The knight looked frantic. “But, Sir Richard,
I don’t know anything about children! What if she cries? I don’t
even speak Welsh!”
“Just do as I say!” Delamere snapped. “And
remember—don’t let her go or I’ll have your head!”
They found Gwalaes inspecting her laundry
down by the stream behind the storehouse. Bronwen’s dog barked and
rushed towards her. Delamere heard her laugh and scold the animal
for coming precariously close to her clean bedsheet. And then she
looked in his direction, expecting to see only her daughter chasing
after Kigva and instead seeing four Normans in full battle gear on
their massive horses—one of whom had an arm around Bronwen’s
waist.
Delamere wasted no time. He leaped to the
ground before his horse had even stopped. “I need you,” he said
flatly.
“What are you doing with my daughter?” she
demanded in a low voice that wouldn’t reach Bronwen.
He ignored the question. “Lord William is
close to death. The wound didn’t heal and he has fever. You must
come with us to Rhuddlan.”
“No! I told you to leave him here for a few
days—”
“I don’t think you understand,” Delamere
said, so intensely that her attention was momentarily diverted from
her daughter and her eyes flicked to his. “If you don’t come, he’ll
die.”
Something in his haggard face and burning
expression must have touched her because she reluctantly relented.

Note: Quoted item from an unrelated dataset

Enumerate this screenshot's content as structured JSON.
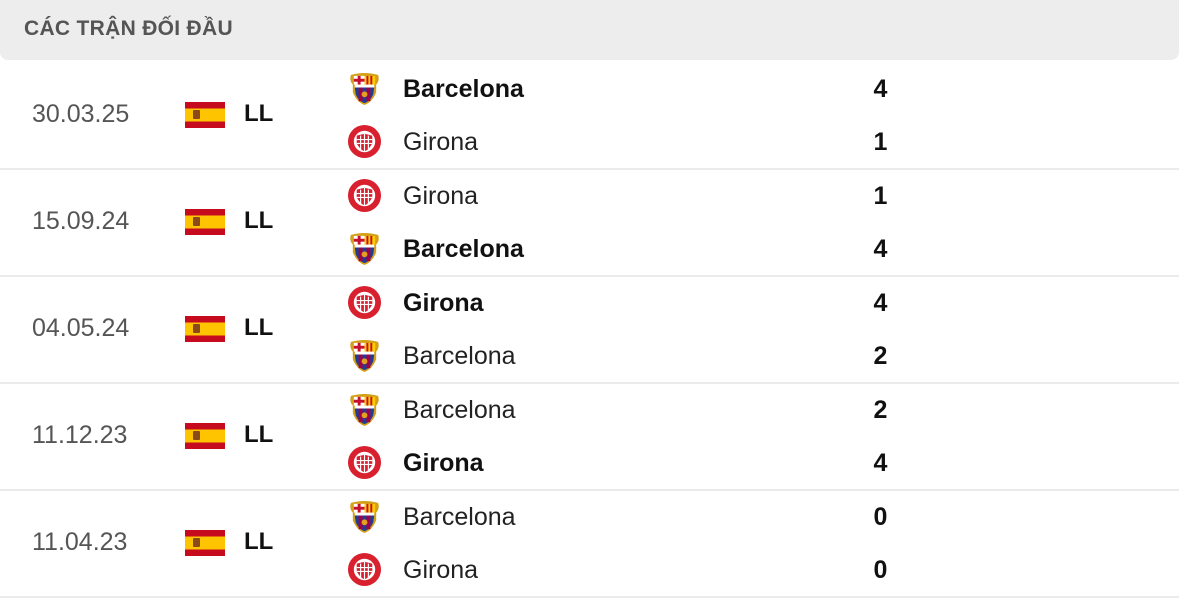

“Very well. Bring him here—”
“That’s impossible!” Delamere cut in
viciously. “He can’t be moved! You can. If you don’t agree to come
voluntarily, I have no qualms about picking you up and carrying you
off—”
She gasped. “How dare you! How dare you
threaten me!”
“—but I don’t think you’ll refuse. Because
I’ve got your daughter and I’ll take her to Rhuddlan if it’s the
only way to get you there.”
For a moment she was stunned into silence.
She stared at him, frightened, her heart pounding furiously. He
stared back, implacable.
“Mama!” Bronwen called. “Did you see me
riding the horse?”
She swallowed and looked over Delamere’s
shoulder. One of Bronwen’s hands clung to the saddle pommel and the
other one waved at her. “Yes, I saw you,” she said as brightly as
she could manage it. “You ride very well!” She was suddenly more
angry than afraid. “How can you do this to a little girl?” she
hissed at Delamere. “What kind of man are you?”
“A desperate man! I’ll do anything to save
Lord William!”
Her mind spun rapidly. “Very well,” she said
finally. “I’ll come. But Bronwen must stay here.”
He shook his head. “No.”
“I’ve said I’ll come! There’s no reason—”
“There’s a very good reason—I don’t trust you
Welsh. Your daughter is my hostage. My possession of her will
ensure your best efforts.”
“I swear I’ll do whatever you want, Sir
Richard, but please leave Bronwen here! She’s only a little
girl!”
He clicked his tongue impatiently. “I have no
time to argue with you, Gwalaes. Fetch what you need and be quick
about it. We must get back to Rhuddlan today and every minute we
waste discussing your daughter is another minute of sunlight
squandered.” He returned to his horse and hoisted himself up. He
picked up the reins and looked down at her with a stony face.